Top hits query with same score?

I would like to ask a basic question about top hits aggregation .

How does top hits aggregation choose the document when the score is the same?
As condition , sort order is set as default and size is set to 1.

In below sample , top hits aggregation returned the earliest document.

[ywatanabe@localhost ~]$ curl -XGET localhost:9200/aggstest3/_search?pretty -d '{"size" : 2 , "query" : {"match_all" : {}}, "aggs" : { "host" : { "terms" : {"field" : "host.keyword" }, "aggs" : {"time" :{"top_hits" : { "size" : 1}} } }} }'
{
  "took" : 21,
  "timed_out" : false,
  "_shards" : {
    "total" : 5,
    "successful" : 5,
    "failed" : 0
  },
  "hits" : {
    "total" : 2,
    "max_score" : 1.0,
    "hits" : [
      {
        "_index" : "aggstest3",
        "_type" : "test",
        "_id" : "AV-gGu741A4C-ViaDhvV",
        "_score" : 1.0,
        "_source" : {
          "datetime" : "2017/11/09 00:00:00",
          "host" : "a"
        }
      },
      {
        "_index" : "aggstest3",
        "_type" : "test",
        "_id" : "AV-gGsQK1A4C-ViaDhuV",
        "_score" : 1.0,
        "_source" : {
          "datetime" : "2017/11/09 00:01:00",
          "host" : "a"
        }
      }
    ]
  },
  "aggregations" : {
    "host" : {
      "doc_count_error_upper_bound" : 0,
      "sum_other_doc_count" : 0,
      "buckets" : [
        {
          "key" : "a",
          "doc_count" : 2,
          "time" : {
            "hits" : {
              "total" : 2,
              "max_score" : 1.0,
              "hits" : [
                {
                  "_index" : "aggstest3",
                  "_type" : "test",
                  "_id" : "AV-gGu741A4C-ViaDhvV",
                  "_score" : 1.0,
                  "_source" : {
                    "datetime" : "2017/11/09 00:00:00",
                    "host" : "a"
                  }
                }
              ]
            }
          }
        }
      ]
    }
  }
}

The top_hits aggregation uses the internal doc_id (in Lucene) as a tiebreak for documents with same sort values.
The internal doc_id can differ for the same document inside each replica of the same shard so it's recommended to use another tiebreaker for sort in order to get consistent results.

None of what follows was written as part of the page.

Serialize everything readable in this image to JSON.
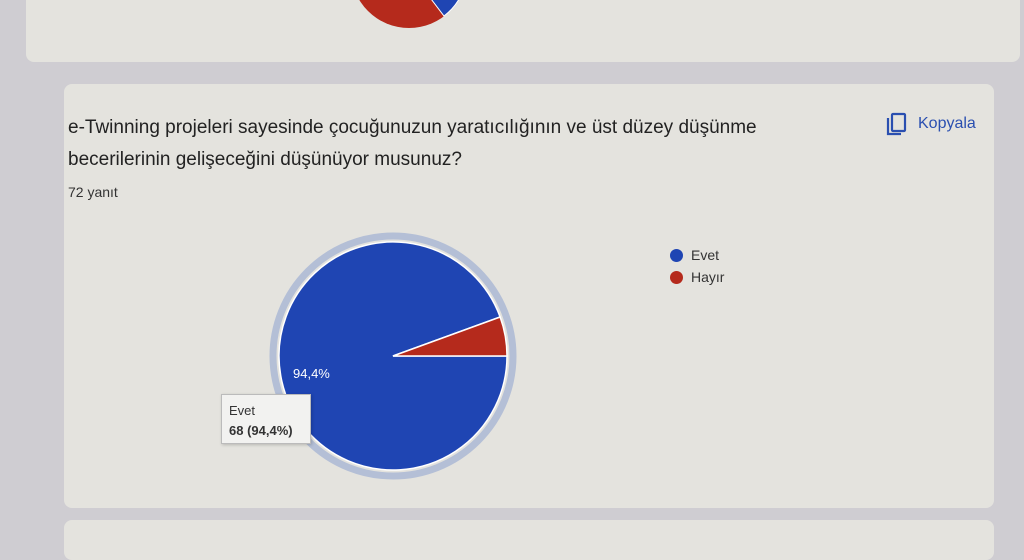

Fo instance you could do:
sort: ["_score", "datetime"] to force top_hits to rank documents based on score first and use datetime as a tiebreaker.

@jimczi

Thanks for the reply !

I would like to check one more thing. doc_id is not _id .

Correct?

Yes doc_id is not the document _id. This is an internal id that you cannot control and that is used by Lucene to identify documents inside an index.

Got 8t. Thanks.

This topic was automatically closed 28 days after the last reply. New replies are no longer allowed.